I have spent the last several days with this story: analyzing it, researching it, reading it, and writing about it.  For a short story, it is quite gripping and moving.  It’s funny out times, outlandish at others.  Like Dorian Gray in many respects, it explores human nature.  It doesn’t critique it explicitly but extremely subtly.  Wilde is ingenious in that way: he makes the reader do all the work.

Without giving it all away, here’s a general summary of what the story is about :

At a party at Lady Windermere’s house, Lord Arthur Savile meets the cheiromantist (hand reader), Septimus Podgers.  After some convincing, Podgers reads Lord Arthur’s hand and tells him that he will commit a murder.  After hearing this, Lord Arthur Savile feels a great duty to carry out the deed before he marries his sweetheart, Sybil Morton: “He felt that to marry her, with the doom of a murder hanging over his head, would be a betrayal like that of Judas, a sin worse than any the Borgia had ever dreamed of” (Wilde 39).

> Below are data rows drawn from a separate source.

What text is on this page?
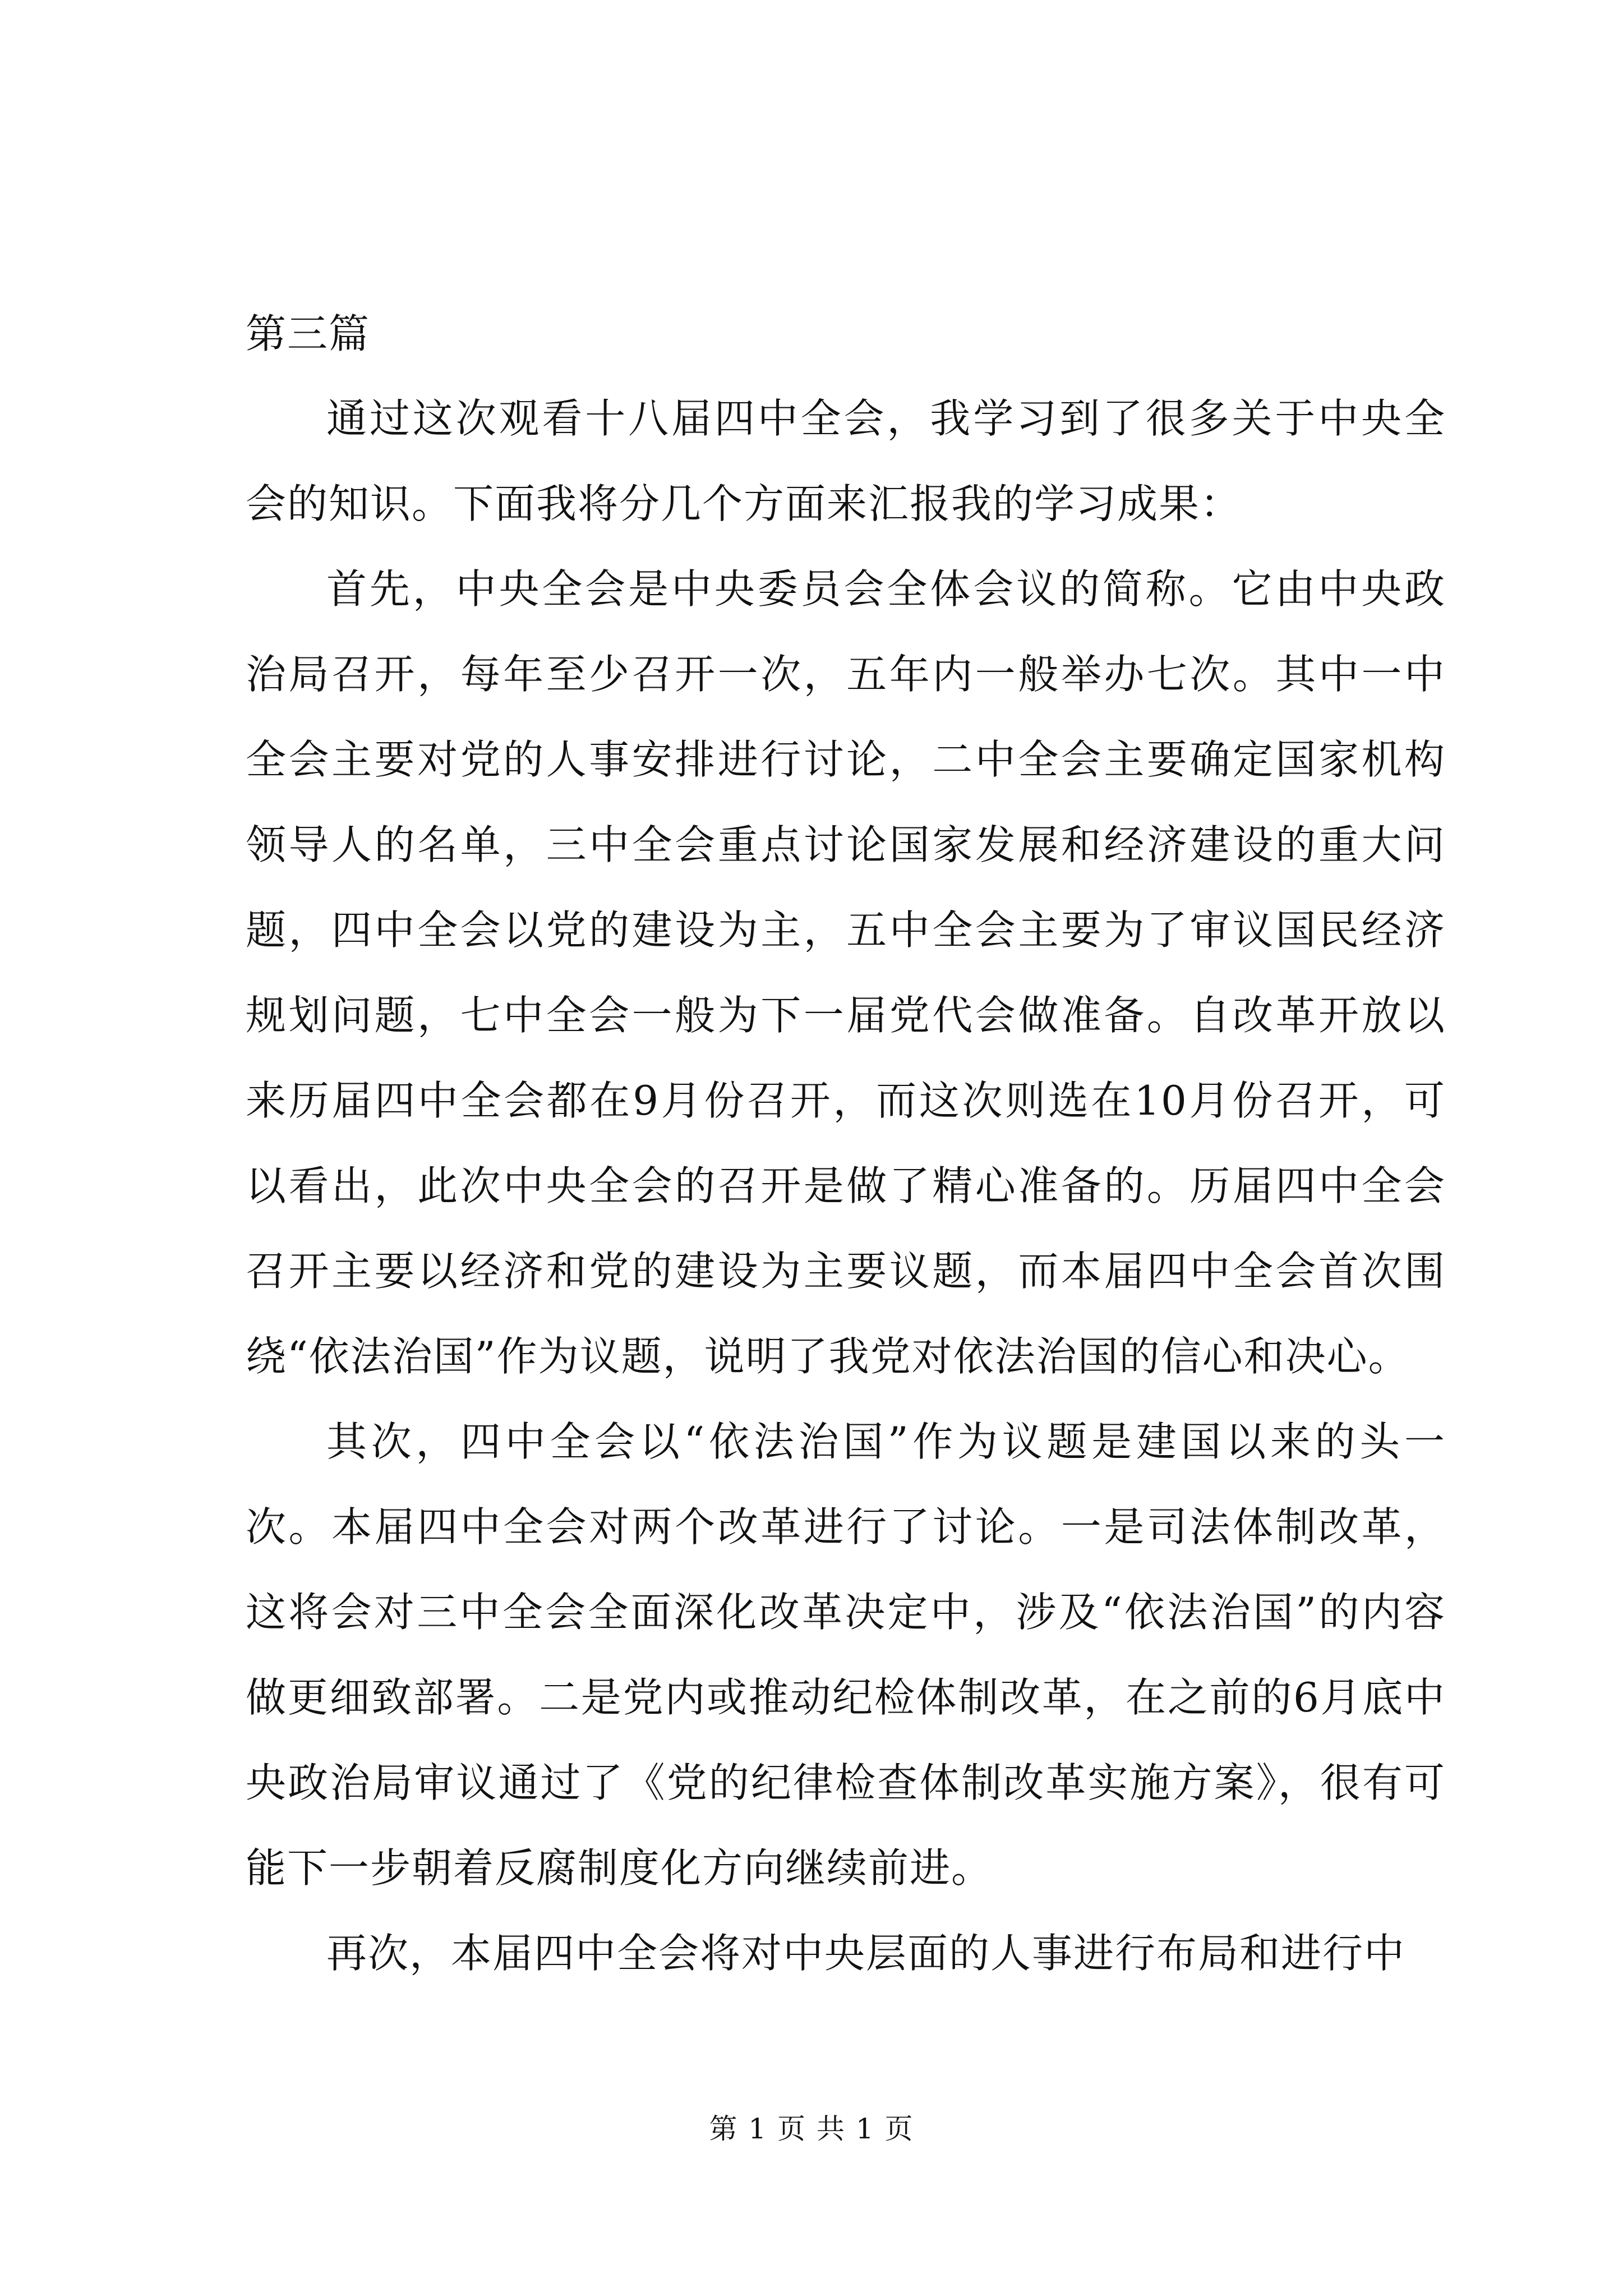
第三篇

通过这次观看十八届四中全会，我学习到了很多关于中央全会的知识。下面我将分几个方面来汇报我的学习成果：

首先，中央全会是中央委员会全体会议的简称。它由中央政治局召开，每年至少召开一次，五年内一般举办七次。其中一中全会主要对党的人事安排进行讨论，二中全会主要确定国家机构领导人的名单，三中全会重点讨论国家发展和经济建设的重大问题，四中全会以党的建设为主，五中全会主要为了审议国民经济规划问题，七中全会一般为下一届党代会做准备。自改革开放以来历届四中全会都在9月份召开，而这次则选在10月份召开，可以看出，此次中央全会的召开是做了精心准备的。历届四中全会召开主要以经济和党的建设为主要议题，而本届四中全会首次围绕“依法治国”作为议题，说明了我党对依法治国的信心和决心。

其次，四中全会以“依法治国”作为议题是建国以来的头一次。本届四中全会对两个改革进行了讨论。一是司法体制改革，这将会对三中全会全面深化改革决定中，涉及“依法治国”的内容做更细致部署。二是党内或推动纪检体制改革，在之前的6月底中央政治局审议通过了《党的纪律检查体制改革实施方案》，很有可能下一步朝着反腐制度化方向继续前进。

再次，本届四中全会将对中央层面的人事进行布局和进行中

第 1 页 共 1 页
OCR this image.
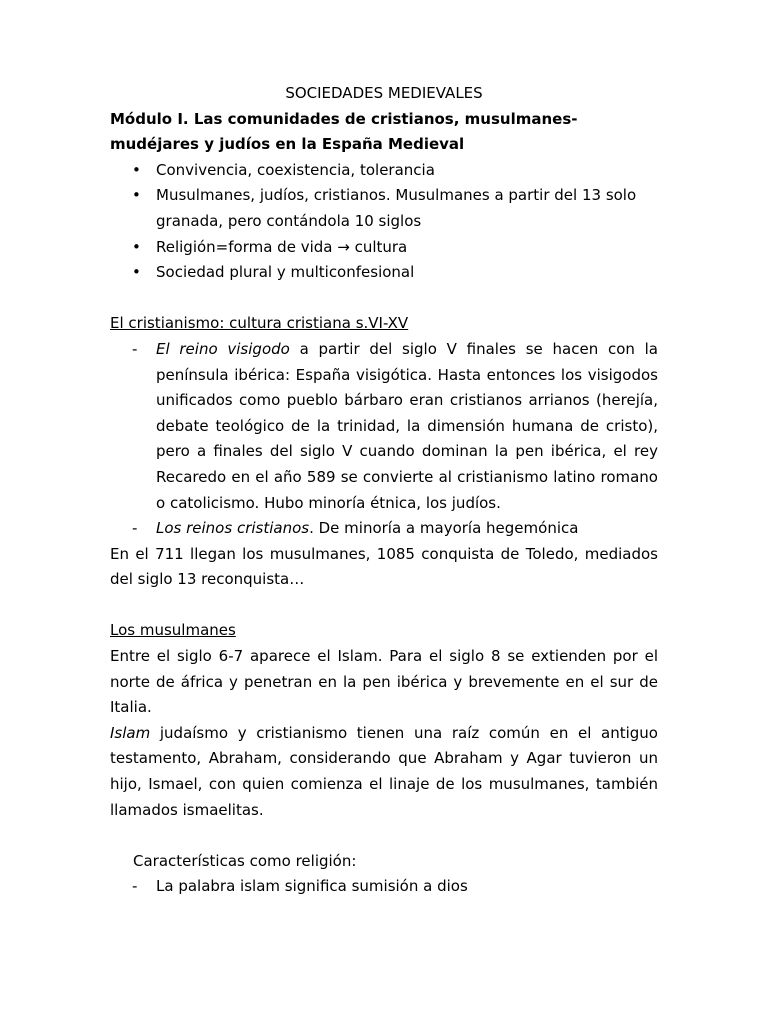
SOCIEDADES MEDIEVALES

Módulo I. Las comunidades de cristianos, musulmanes-mudéjares y judíos en la España Medieval

• Convivencia, coexistencia, tolerancia
• Musulmanes, judíos, cristianos. Musulmanes a partir del 13 solo granada, pero contándola 10 siglos
• Religión=forma de vida → cultura
• Sociedad plural y multiconfesional

El cristianismo: cultura cristiana s.VI-XV

- El reino visigodo a partir del siglo V finales se hacen con la península ibérica: España visigótica. Hasta entonces los visigodos unificados como pueblo bárbaro eran cristianos arrianos (herejía, debate teológico de la trinidad, la dimensión humana de cristo), pero a finales del siglo V cuando dominan la pen ibérica, el rey Recaredo en el año 589 se convierte al cristianismo latino romano o catolicismo. Hubo minoría étnica, los judíos.
- Los reinos cristianos. De minoría a mayoría hegemónica

En el 711 llegan los musulmanes, 1085 conquista de Toledo, mediados del siglo 13 reconquista…

Los musulmanes

Entre el siglo 6-7 aparece el Islam. Para el siglo 8 se extienden por el norte de áfrica y penetran en la pen ibérica y brevemente en el sur de Italia.

Islam judaísmo y cristianismo tienen una raíz común en el antiguo testamento, Abraham, considerando que Abraham y Agar tuvieron un hijo, Ismael, con quien comienza el linaje de los musulmanes, también llamados ismaelitas.

Características como religión:

- La palabra islam significa sumisión a dios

I am really glad I decided to write my paper on this story because it really brought out some interesting topics.  The story itself took me less than an hour to read and I found myself really enjoying it.  Usually I don’t get really involved with short stories, but I was genuinely interested in what would happen next. If you like short stories and are interested/enjoy the works of Oscar Wilde, I definitely recommend this one.  It has a lot of the same themes and motifs that show up in his later works.